The law has survived despite criticism, including in 2012 when cartoonist Aseem Trivedi was arrested for sedition. Several Opposition leaders, including BJP’s LK Advani, Shiv Sena founder Bal Thackeray and anti-corruption activist Arvind Kejriwal, who later formed Aam Aadmi Party and became Delhi chief minister, demanded an amendment to the sedition law. The UPA government referred it to the Law Commission.

Then in March 2014, a group of 60 Kashmiri students was booked for sedition in Uttar Pradesh. The UPA was in power at the Centre, and the Samajwadi Party ruled Uttar Pradesh.

RECENT COURT ORDERS

From time to time, India’s judiciary, particularly the top court, has rejected sedition charges. Here are a few prominent cases from 2021 itself.
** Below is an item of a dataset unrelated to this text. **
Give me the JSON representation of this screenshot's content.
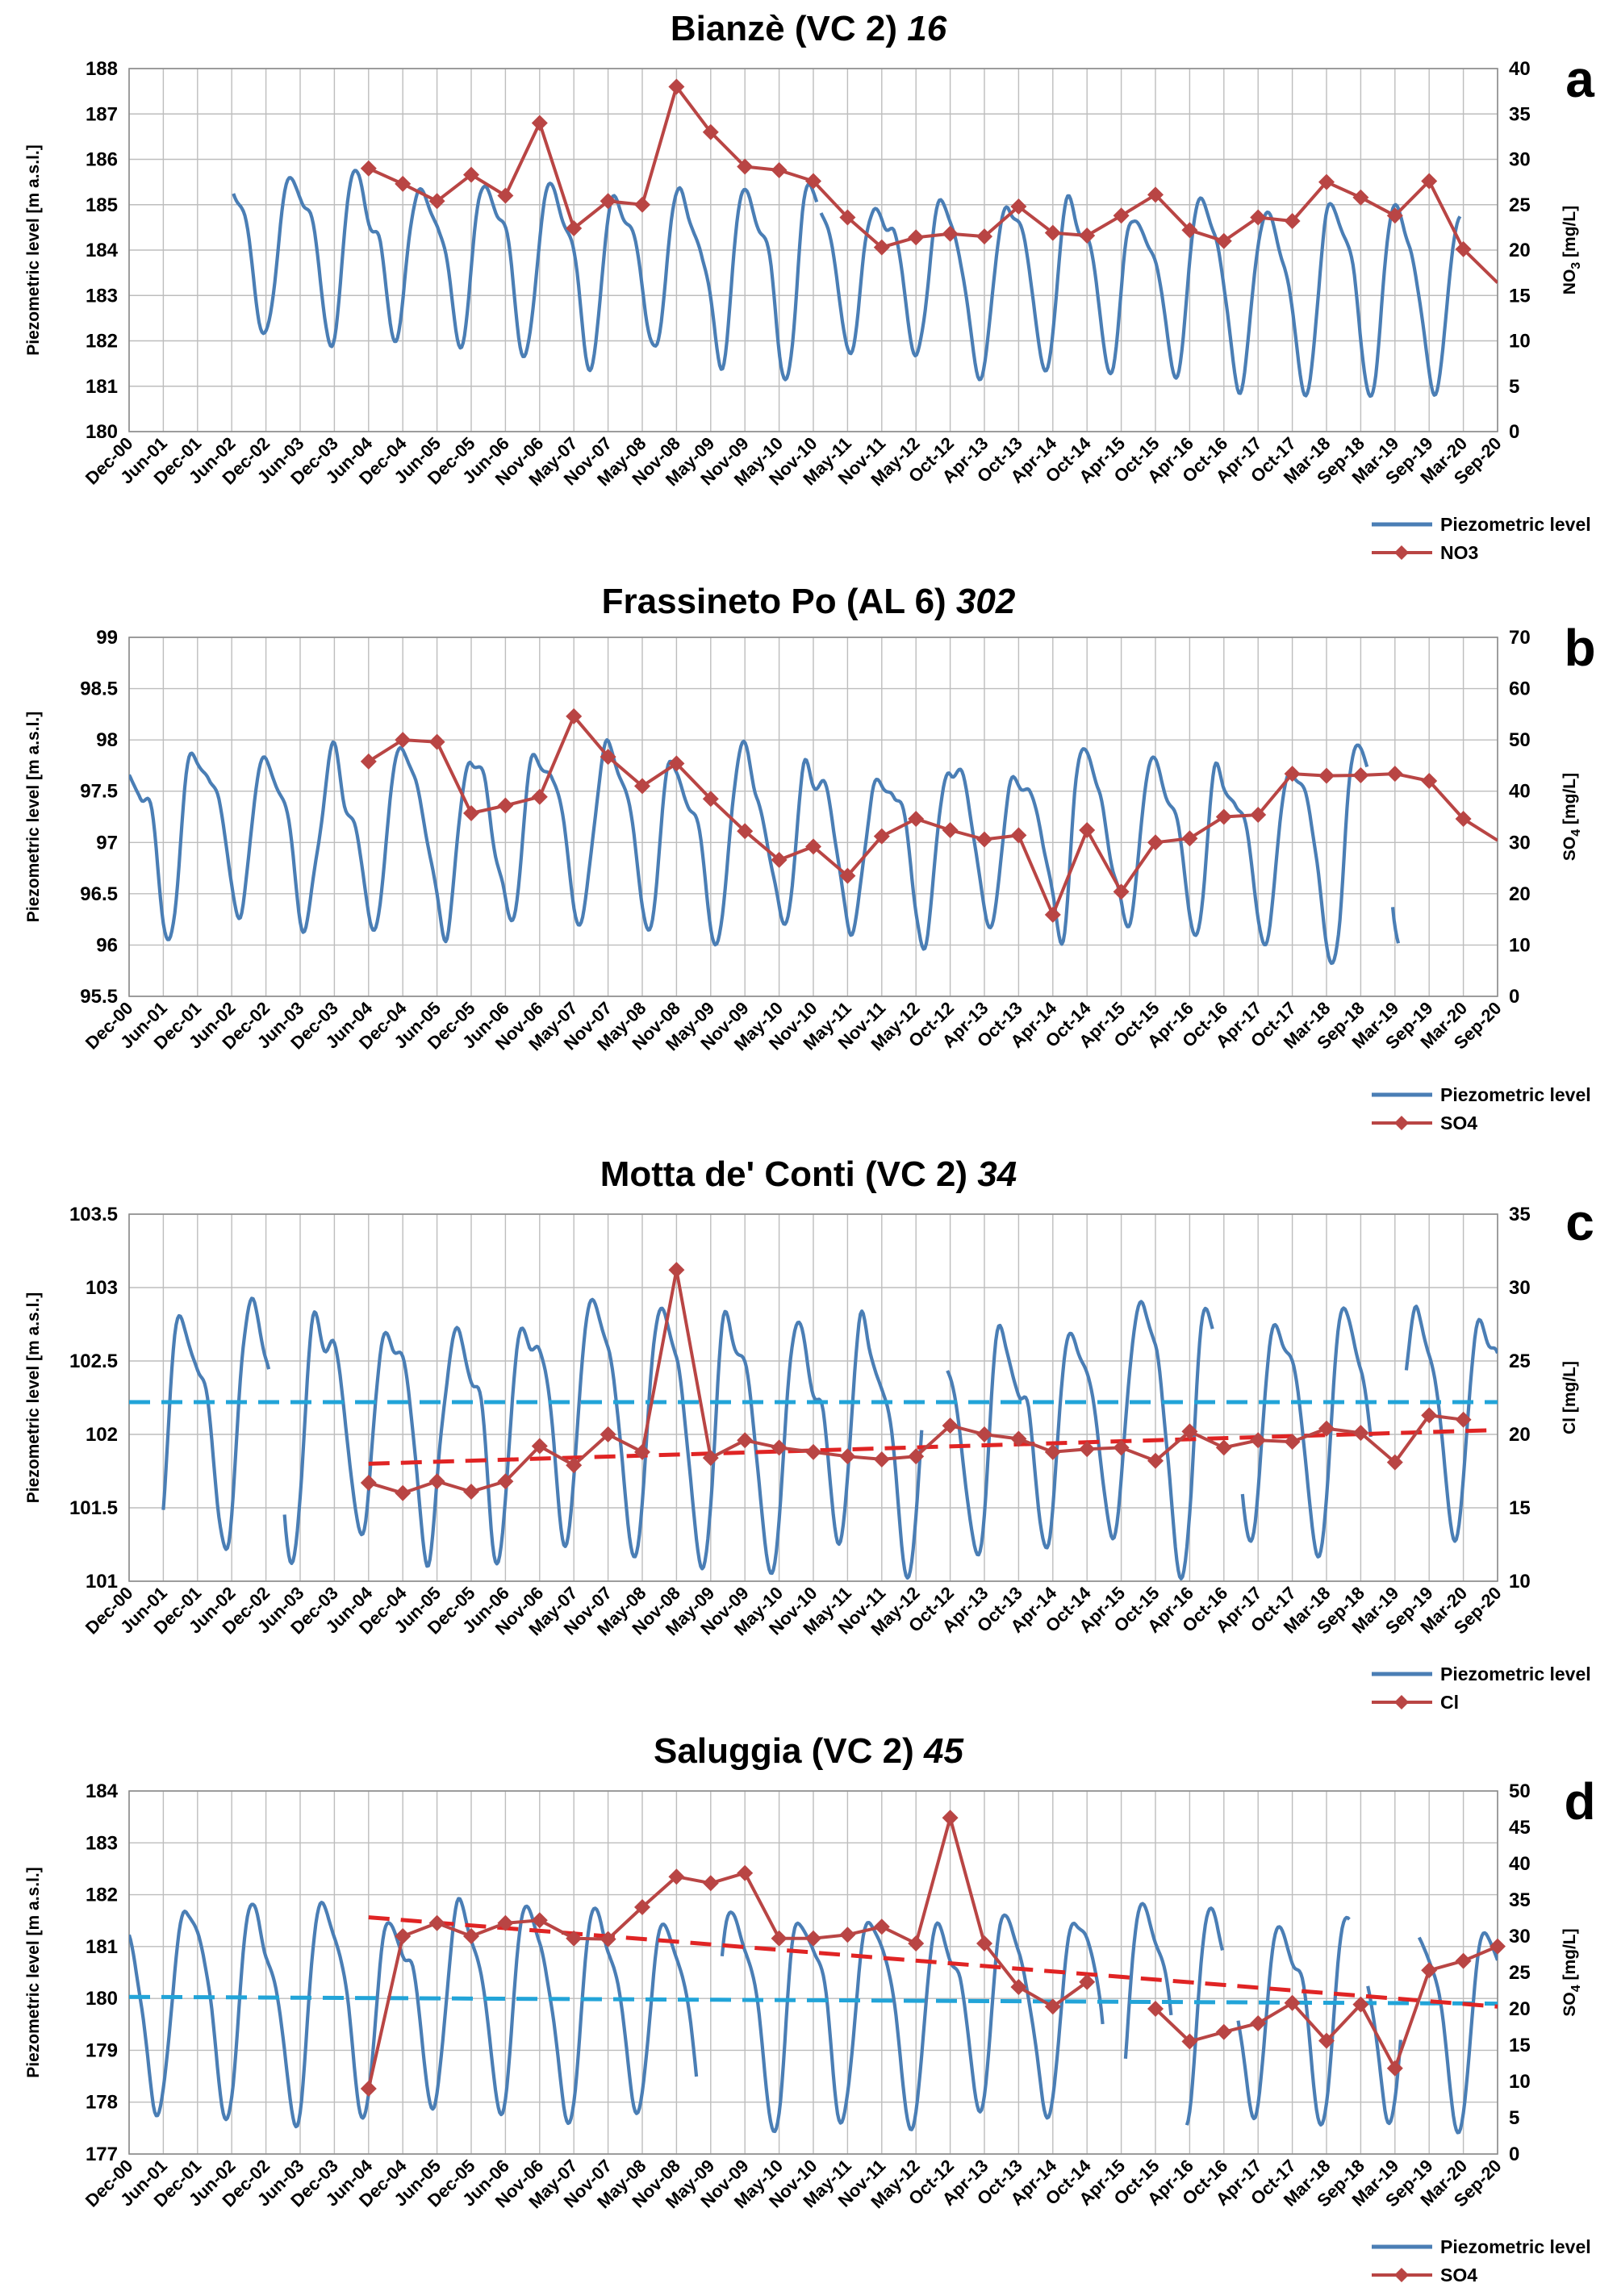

  • In February, a Delhi court granted bail to environment activist Disha Ravi, saying the government cannot jail citizens simply because they disagree with state policies. “The offence of sedition cannot be invoked to minister to the wounded vanity of governments.”
  • In March, the top court dismissed a petition that sought sedition charges against former Jammu and Kashmir chief minister Farooq Abdullah and fined the petitioners. “Views different from the government’s cannot be termed seditious.”
  • In May, the Supreme Court stopped the Andhra Pradesh Police from acting against two TV news channels. “It is time we define the limits of sedition.”
  • In June, the top court quashed the sedition case against Vinod Dua. “Every journalist is entitled to protection of the Kedar Nath judgment”.
  • In July, the top court asked the Centre why it was not repealing the provision.

Following this, several eminent personalities such as Kapil Sibal, Dia Mirza, S Irfan Habib and Pritish Nandy demanded abolition or amendment to the sedition law.

DEFENCE BY GOVERNMENTS

Sedition cases have risen, but the conviction rate is negligible. However, no government since Pandit Jawaharlal Nehru’s has seriously tried to abolish the sedition law. This is because the law allows the government to suppress anarchy and chaos.

Some might argue that countries like the UK have done away with the sedition law. So, why cannot India do the same? The answer could be that those countries don’t face the problems of separatism and Naxalism that India does. But there is a thin line between criticising the government and trying to destabilise it.

ALSO READ | Centre defends sedition law in SC, says no need to revisit the Kedarnath judgement

The courts have to interpret the law in terms of Article 19, which guarantees the right to freedom of speech and expression but also provides riders. The riders are that you have to allow the government to function. You can protest, agitate against the government and criticise its policies, but you cannot jeopardise its functioning.

THE CURRENT CASE

The Supreme Court is considering petitions against the sedition law filed separately by former army officer SG Vombatkere, the Editors Guild of India, TMC MP Mahua Moitra, NGO PUCL, and some journalists. The court has said its main concern is the "misuse of law" leading to a rise in cases.

Attorney general KK Venugopal has told the court that the misuse of the provision has to be stopped by laying down guidelines. On the other hand, senior advocate Kapil Sibal, appearing as the lead counsel for petitioners, said the court can ignore the 1962 judgment in the light of subsequent developments in the fundamental rights jurisprudence.

WHAT’S NEXT?

So, what comes next? During the course of the hearing, the court can refer the matter to a larger bench, go for amendments or even scrap the law. It can also wait for the outcome of the government’s review of the law.

The Centre earlier said that it remains a good law from the perspective of all constitutional principles, including the test of Articles 14 (right to equality), 19 (freedom of speech), 21 (right to life and liberty). It also said that while the abuse of a provision would not justify its scraping, the solution would be to prevent the misuse on a case-to-case basis. Now, the government has agreed to review the law.

The Law Commission under the present government in 2018 said in its consultation paper. “Every irresponsible exercise of the right to free speech and expression cannot be termed seditious.” It seems the government is finally paying heed.